Rede und Antwort - was Fans mich häufig fragen

Was ist Dein Lebensmotto?
Ärgere dich nicht über Dinge, die du nicht ändern kannst.
Welche Eigenschaften treffen am meisten auf Dich zu?
Insgesamt bin ich recht bodenständig und heimatverbunden.
Was bedeutet für Dich Luxus?
Ganz einfach: Zeit zu haben. Für Freunde, für mich selbst, für private Dinge und meine Hobbies.
Hast du ein Lieblingsgericht?
Ja, das sind Wurstnudeln. Meine Mutter kocht mir das immer am ersten Tag, wenn ich nach Hause komme.

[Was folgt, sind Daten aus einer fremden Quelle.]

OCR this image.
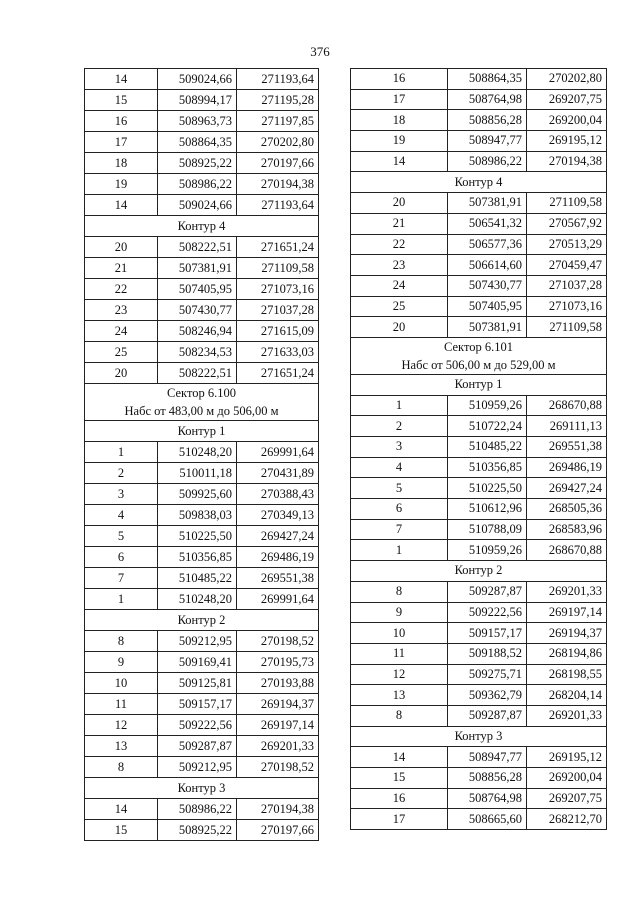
376
14	509024,66	271193,64
15	508994,17	271195,28
16	508963,73	271197,85
17	508864,35	270202,80
18	508925,22	270197,66
19	508986,22	270194,38
14	509024,66	271193,64
Контур 4		
20	508222,51	271651,24
21	507381,91	271109,58
22	507405,95	271073,16
23	507430,77	271037,28
24	508246,94	271615,09
25	508234,53	271633,03
20	508222,51	271651,24

Сектор 6.100
Набс от 483,00 м до 506,00 м		

Контур 1		
1	510248,20	269991,64
2	510011,18	270431,89
3	509925,60	270388,43
4	509838,03	270349,13
5	510225,50	269427,24
6	510356,85	269486,19
7	510485,22	269551,38
1	510248,20	269991,64
Контур 2		
8	509212,95	270198,52
9	509169,41	270195,73
10	509125,81	270193,88
11	509157,17	269194,37
12	509222,56	269197,14
13	509287,87	269201,33
8	509212,95	270198,52
Контур 3		
14	508986,22	270194,38
15	508925,22	270197,66
16	508864,35	270202,80
17	508764,98	269207,75
18	508856,28	269200,04
19	508947,77	269195,12
14	508986,22	270194,38
Контур 4		
20	507381,91	271109,58
21	506541,32	270567,92
22	506577,36	270513,29
23	506614,60	270459,47
24	507430,77	271037,28
25	507405,95	271073,16
20	507381,91	271109,58

Сектор 6.101
Набс от 506,00 м до 529,00 м		

Контур 1		
1	510959,26	268670,88
2	510722,24	269111,13
3	510485,22	269551,38
4	510356,85	269486,19
5	510225,50	269427,24
6	510612,96	268505,36
7	510788,09	268583,96
1	510959,26	268670,88
Контур 2		
8	509287,87	269201,33
9	509222,56	269197,14
10	509157,17	269194,37
11	509188,52	268194,86
12	509275,71	268198,55
13	509362,79	268204,14
8	509287,87	269201,33
Контур 3		
14	508947,77	269195,12
15	508856,28	269200,04
16	508764,98	269207,75
17	508665,60	268212,70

Wohin verreist Du am Liebsten?
Im Winter nach Beaver Creek und im Sommer ans Meer.
Was machst Du gerne in Deiner Freizeit?
Ich treffe mich mit Freunden und Familie, mach mit meiner Trial Maschine den Wald unsicher oder geh ins Kino. Wenn ich Zeit dazu finde, spiele ich auch Golf und Tennis oder gehe Fischen.
Wie war das für Dich im November 2006 mit Deinem Podestplatz auf der Reiteralm?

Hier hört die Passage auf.